Wakil Ketua Badan Wakaf Indonesia (BWI), Dosen Dirasat Islamiyah UIN Syarif Hidayatullah Jakarta

Manusia pada umumnya memiliki sifat jika belum diberikan alasan atau tujuan atas suatu perintah maka cenderung enggan untuk mentaatinya. Oleh karena itulah ada ilmu Maqashid Syariah, ilmu yang membahas maksud atau tujuan syariat bagi kehidupan manusia.

Terkait perintah puasa Ramadhan, para ulama sejak dahulu sudah menjelaskan bahwa disamping ada sisi spiritual yaitu untuk menggapai ketakwaan dan penyucian jiwa (tazkiyatun nafs), puasa juga mengandung sisi sosial.

Dalam Islam kita diajarkan bahwa puasa itu tidak hanya sebatas menahan lapar dan dahaga semata. Karena, Rasulullah Saw. menegaskan, “Barangsiapa yang tidak meninggalkan perkataan dusta bahkan malah melakukannya, maka Allah tidak butuh rasa lapar dan dahaga yang dia tahan.” (HR. Bukhari no. 1903).

Hadits ini secara lugas dan tegas menyatakan bahwa untuk apa kita berpuasa jika kita masih melakukan amal perbuatan yang menyakiti orang lain, berdusta, menginkari janji, mengkhianati amanah dan perbuatan lain yang sejenisnya. Ini artinya, puasa memiliki nilai spiritual dimana pelaksananya diharapkan bisa memiliki kualitas ketakwaan yang lebih tinggi lagi, memiliki akhlak yang lebih baik dari sebelumnya.

Selain spiritual, hadits ini juga memiliki dimensi sosial. Yaitu, dengan berpuasa diharapkan timbul empati kita terhadap sesama untuk saling menjaga, tidak saling menyakiti, kepedulian untuk membantu sesama yang kondisinya membutuhkan pertolongan.

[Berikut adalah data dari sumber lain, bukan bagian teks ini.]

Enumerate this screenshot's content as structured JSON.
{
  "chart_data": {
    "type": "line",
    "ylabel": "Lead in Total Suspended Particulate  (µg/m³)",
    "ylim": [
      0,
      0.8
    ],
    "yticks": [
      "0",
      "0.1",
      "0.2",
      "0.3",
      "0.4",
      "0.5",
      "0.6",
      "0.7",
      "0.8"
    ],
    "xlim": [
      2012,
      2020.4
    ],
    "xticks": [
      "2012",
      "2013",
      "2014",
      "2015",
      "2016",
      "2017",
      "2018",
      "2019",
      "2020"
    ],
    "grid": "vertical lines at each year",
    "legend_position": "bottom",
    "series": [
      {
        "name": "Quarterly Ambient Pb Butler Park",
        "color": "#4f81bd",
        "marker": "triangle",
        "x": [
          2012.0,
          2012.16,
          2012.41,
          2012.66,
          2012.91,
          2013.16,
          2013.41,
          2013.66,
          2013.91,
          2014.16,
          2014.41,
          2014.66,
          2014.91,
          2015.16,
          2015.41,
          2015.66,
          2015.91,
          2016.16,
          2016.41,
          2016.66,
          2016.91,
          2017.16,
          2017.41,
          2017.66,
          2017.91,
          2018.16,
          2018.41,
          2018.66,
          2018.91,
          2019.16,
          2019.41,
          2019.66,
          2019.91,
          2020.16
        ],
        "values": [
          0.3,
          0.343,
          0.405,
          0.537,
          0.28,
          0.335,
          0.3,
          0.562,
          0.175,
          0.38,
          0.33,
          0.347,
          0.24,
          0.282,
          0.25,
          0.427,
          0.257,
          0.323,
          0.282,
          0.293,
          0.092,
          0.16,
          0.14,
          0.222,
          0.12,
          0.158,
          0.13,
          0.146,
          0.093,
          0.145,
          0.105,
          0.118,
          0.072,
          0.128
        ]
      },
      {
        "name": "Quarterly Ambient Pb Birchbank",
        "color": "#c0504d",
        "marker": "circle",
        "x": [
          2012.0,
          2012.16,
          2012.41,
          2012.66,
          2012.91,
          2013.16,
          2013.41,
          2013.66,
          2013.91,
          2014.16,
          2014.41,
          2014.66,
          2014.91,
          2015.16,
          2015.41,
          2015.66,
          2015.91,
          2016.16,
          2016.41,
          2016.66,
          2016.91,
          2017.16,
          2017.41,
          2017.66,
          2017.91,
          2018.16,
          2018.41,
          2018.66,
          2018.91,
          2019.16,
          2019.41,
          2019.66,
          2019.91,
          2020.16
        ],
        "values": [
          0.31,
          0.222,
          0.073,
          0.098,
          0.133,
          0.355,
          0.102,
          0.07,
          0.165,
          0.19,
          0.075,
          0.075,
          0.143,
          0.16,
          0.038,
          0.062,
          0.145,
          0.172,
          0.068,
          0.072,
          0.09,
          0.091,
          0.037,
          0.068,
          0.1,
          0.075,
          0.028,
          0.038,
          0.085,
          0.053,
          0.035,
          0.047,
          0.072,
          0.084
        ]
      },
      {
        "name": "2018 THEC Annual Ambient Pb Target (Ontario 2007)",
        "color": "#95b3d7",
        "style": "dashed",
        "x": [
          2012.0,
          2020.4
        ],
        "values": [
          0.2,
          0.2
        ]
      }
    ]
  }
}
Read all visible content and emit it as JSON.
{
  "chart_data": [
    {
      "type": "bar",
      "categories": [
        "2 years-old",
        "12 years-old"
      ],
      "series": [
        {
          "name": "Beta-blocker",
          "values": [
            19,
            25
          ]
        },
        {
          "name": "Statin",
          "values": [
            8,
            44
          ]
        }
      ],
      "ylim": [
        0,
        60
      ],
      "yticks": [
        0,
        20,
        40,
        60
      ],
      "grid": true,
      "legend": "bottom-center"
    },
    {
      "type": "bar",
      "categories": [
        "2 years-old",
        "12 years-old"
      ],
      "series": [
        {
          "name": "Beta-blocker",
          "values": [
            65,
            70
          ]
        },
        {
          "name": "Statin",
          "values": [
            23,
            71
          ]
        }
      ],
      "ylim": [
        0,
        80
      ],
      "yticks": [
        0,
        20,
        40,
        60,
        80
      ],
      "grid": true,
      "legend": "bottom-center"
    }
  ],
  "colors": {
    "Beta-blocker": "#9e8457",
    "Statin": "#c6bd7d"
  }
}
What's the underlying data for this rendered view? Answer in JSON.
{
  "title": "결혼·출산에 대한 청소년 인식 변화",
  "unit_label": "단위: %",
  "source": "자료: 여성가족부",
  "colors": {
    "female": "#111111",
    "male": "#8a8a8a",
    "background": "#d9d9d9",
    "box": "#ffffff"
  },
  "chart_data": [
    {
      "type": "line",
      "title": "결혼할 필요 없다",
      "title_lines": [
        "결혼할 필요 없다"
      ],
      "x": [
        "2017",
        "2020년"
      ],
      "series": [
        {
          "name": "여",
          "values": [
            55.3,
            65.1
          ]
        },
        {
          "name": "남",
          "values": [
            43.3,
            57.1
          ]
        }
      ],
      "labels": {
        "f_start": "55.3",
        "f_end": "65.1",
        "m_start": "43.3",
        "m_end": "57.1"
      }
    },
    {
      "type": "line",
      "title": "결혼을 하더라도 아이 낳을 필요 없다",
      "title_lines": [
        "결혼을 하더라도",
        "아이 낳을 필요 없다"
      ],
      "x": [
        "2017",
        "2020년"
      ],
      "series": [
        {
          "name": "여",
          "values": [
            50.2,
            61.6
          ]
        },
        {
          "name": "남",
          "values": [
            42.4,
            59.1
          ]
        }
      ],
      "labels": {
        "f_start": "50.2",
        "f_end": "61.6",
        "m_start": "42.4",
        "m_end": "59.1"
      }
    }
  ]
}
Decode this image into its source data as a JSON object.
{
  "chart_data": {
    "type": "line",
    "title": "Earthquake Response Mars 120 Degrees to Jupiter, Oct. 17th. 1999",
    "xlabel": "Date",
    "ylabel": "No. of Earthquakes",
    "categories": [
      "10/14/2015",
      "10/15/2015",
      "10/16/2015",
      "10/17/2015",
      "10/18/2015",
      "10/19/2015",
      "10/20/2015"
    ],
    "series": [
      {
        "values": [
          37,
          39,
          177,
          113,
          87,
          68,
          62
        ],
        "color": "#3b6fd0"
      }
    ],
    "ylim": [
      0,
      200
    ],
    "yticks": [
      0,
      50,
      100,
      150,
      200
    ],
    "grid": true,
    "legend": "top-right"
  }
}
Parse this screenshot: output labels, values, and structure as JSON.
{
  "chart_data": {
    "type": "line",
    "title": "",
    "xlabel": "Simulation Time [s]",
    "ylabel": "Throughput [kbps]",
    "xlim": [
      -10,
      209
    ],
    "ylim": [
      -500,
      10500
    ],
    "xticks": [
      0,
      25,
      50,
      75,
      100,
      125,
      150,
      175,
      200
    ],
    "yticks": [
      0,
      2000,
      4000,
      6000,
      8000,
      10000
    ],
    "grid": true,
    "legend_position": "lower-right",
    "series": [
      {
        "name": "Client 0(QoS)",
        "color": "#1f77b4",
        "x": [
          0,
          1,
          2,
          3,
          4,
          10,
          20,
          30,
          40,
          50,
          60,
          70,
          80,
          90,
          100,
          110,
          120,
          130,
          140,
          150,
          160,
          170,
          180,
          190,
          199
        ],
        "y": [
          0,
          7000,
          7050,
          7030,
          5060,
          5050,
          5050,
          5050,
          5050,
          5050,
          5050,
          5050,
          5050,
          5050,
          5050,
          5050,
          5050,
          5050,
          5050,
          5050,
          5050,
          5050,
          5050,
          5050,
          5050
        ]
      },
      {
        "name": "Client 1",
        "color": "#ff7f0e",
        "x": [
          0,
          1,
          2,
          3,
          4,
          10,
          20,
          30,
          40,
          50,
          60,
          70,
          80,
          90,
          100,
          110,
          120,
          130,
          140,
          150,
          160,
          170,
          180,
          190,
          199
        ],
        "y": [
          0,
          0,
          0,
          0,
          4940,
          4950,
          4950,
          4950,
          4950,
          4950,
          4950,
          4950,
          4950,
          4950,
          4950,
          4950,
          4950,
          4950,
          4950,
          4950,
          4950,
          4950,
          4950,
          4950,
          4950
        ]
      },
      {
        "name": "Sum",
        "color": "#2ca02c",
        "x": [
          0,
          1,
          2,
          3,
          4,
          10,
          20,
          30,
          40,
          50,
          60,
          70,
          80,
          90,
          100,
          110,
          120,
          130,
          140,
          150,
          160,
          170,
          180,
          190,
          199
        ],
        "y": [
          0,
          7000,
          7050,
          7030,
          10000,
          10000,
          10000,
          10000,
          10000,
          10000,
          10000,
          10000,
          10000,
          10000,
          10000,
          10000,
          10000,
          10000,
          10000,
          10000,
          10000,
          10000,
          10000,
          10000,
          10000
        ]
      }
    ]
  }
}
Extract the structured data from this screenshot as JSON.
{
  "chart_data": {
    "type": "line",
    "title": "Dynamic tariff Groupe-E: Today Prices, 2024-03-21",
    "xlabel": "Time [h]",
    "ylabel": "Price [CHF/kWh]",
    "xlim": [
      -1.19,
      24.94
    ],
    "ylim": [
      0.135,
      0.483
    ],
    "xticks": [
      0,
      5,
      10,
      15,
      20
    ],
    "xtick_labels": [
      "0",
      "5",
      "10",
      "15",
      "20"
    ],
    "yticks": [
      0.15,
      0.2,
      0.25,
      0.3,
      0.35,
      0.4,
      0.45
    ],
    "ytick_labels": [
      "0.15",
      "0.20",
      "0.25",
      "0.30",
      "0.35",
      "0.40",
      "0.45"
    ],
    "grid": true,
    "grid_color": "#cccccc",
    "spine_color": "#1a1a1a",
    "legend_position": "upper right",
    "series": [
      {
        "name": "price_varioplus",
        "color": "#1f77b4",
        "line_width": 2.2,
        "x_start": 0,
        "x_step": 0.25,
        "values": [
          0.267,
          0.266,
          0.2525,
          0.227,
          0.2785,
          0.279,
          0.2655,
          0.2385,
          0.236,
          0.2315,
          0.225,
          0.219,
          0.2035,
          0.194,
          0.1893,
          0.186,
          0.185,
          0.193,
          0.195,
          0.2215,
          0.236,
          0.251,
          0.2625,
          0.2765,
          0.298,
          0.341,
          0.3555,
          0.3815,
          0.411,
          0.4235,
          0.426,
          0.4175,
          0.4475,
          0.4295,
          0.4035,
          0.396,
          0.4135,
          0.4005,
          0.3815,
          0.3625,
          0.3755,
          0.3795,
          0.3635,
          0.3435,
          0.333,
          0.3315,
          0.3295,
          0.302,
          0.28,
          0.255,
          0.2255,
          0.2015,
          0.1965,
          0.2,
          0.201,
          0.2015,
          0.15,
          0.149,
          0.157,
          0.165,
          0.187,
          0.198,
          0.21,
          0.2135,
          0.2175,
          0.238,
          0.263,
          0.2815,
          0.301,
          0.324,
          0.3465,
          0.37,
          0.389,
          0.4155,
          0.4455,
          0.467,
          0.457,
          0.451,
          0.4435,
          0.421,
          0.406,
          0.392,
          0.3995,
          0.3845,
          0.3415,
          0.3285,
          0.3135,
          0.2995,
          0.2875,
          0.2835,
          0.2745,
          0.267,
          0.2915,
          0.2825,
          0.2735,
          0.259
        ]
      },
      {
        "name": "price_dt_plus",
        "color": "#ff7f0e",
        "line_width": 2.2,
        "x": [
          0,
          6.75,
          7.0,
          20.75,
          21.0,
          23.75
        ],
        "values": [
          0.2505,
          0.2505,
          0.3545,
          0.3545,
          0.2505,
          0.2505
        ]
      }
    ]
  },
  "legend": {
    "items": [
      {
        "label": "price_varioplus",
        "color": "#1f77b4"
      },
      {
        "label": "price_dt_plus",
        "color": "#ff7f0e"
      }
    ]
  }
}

Bukankah dengan berpuasa maka kita menahan diri dari makan dan minum semenjak Subuh hingga Maghrib? Sehingga kita bisa merasakan bagaimana saudara kita yang setiap hari kekurangan makanan, dilanda kelaparan dan kesulitan ekonomi yang memberatkan hidupnya.

Dengan berpuasa, tidak ada lagi beda antara yang kaya dengan yang miskin, semua wajib melaksanakan perintah puasa ini tanpa memandang strata sosial dan ekonomi. Dengan berpuasa, orang-orang yang memiliki kesejahteraan secara ekonomi dipaksa selama sebulan penuh untuk merasakan apa yang selama ini dirasakan oleh mereka yang tidak berpunya.

Jika puasa Ramadhan hanya selama satu bulan saja, maka kita dipaksa untuk bisa tafakur tentang bagaimana kehidupan mereka yang dilanda kekurangan pangan dan kelaparan lebih dari satu bulan.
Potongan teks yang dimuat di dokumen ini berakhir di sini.